Researchers from the SANS Internet Storm Center have discovered a new scam that offers unsuspecting victims a refund from the US Internal Revenue Service.

According to the ISC, the new scam comes in the form of an e-mail with the subject line of “Economic Stimulus Payment form ID: [SP-251.9475]” that invites recipients to download and submit an attached form in order to receive their stimulus payment.

The attachment, which contains JavaScript, will be executed by your browser when the file is viewed. This means you don’t need to click on anything within the browser for something potentially malicious to happen.

IRS E-mail and Web Policy

This new scam is typical of tax time behavior by the bad guys and the stimulus package only offers scammers the chance to get more creative. As such, it might be useful to re-examine what the IRS will and will not do on the Web.

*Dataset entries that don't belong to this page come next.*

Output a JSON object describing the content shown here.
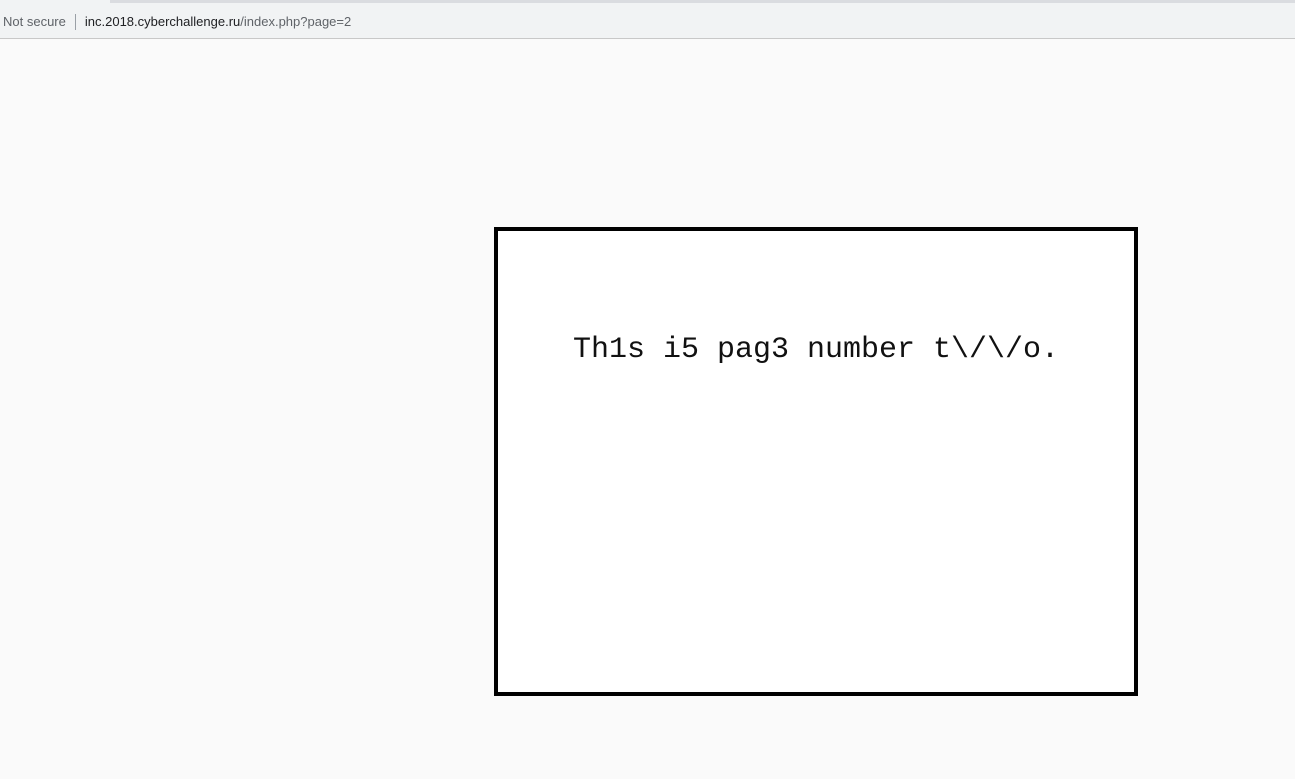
{
  "browser": {
    "security_label": "Not secure",
    "url_host": "inc.2018.cyberchallenge.ru",
    "url_path": "/index.php?page=2"
  },
  "page": {
    "message": "Th1s i5 pag3 number t\\/\\/o."
  }
}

The IRS does not initiate taxpayer communications through e-mail.

  • The IRS does not request detailed personal information through e-mail
  • The IRS does not send e-mail requesting your PIN numbers, passwords or similar access information for credit cards, banks or other financial accounts

If you receive an e-mail from someone claiming to be the IRS or directing you to an IRS site:

  • Do not reply
  • Do not open any attachments. Attachments may contain malicious code that will infect your computer
  • Do not click on any links. If you clicked on links in a suspicious e-mail or phishing Web site and entered confidential information, visit the IRS Identity Theft page

Whenever you’re unsure about an e-mail, then best course of action is to delete it and if you must investigate further, do it via the telephone. As Adrien de Beaupre says about the fake Stimulus payments: “is if it looks too good to be true, it is.”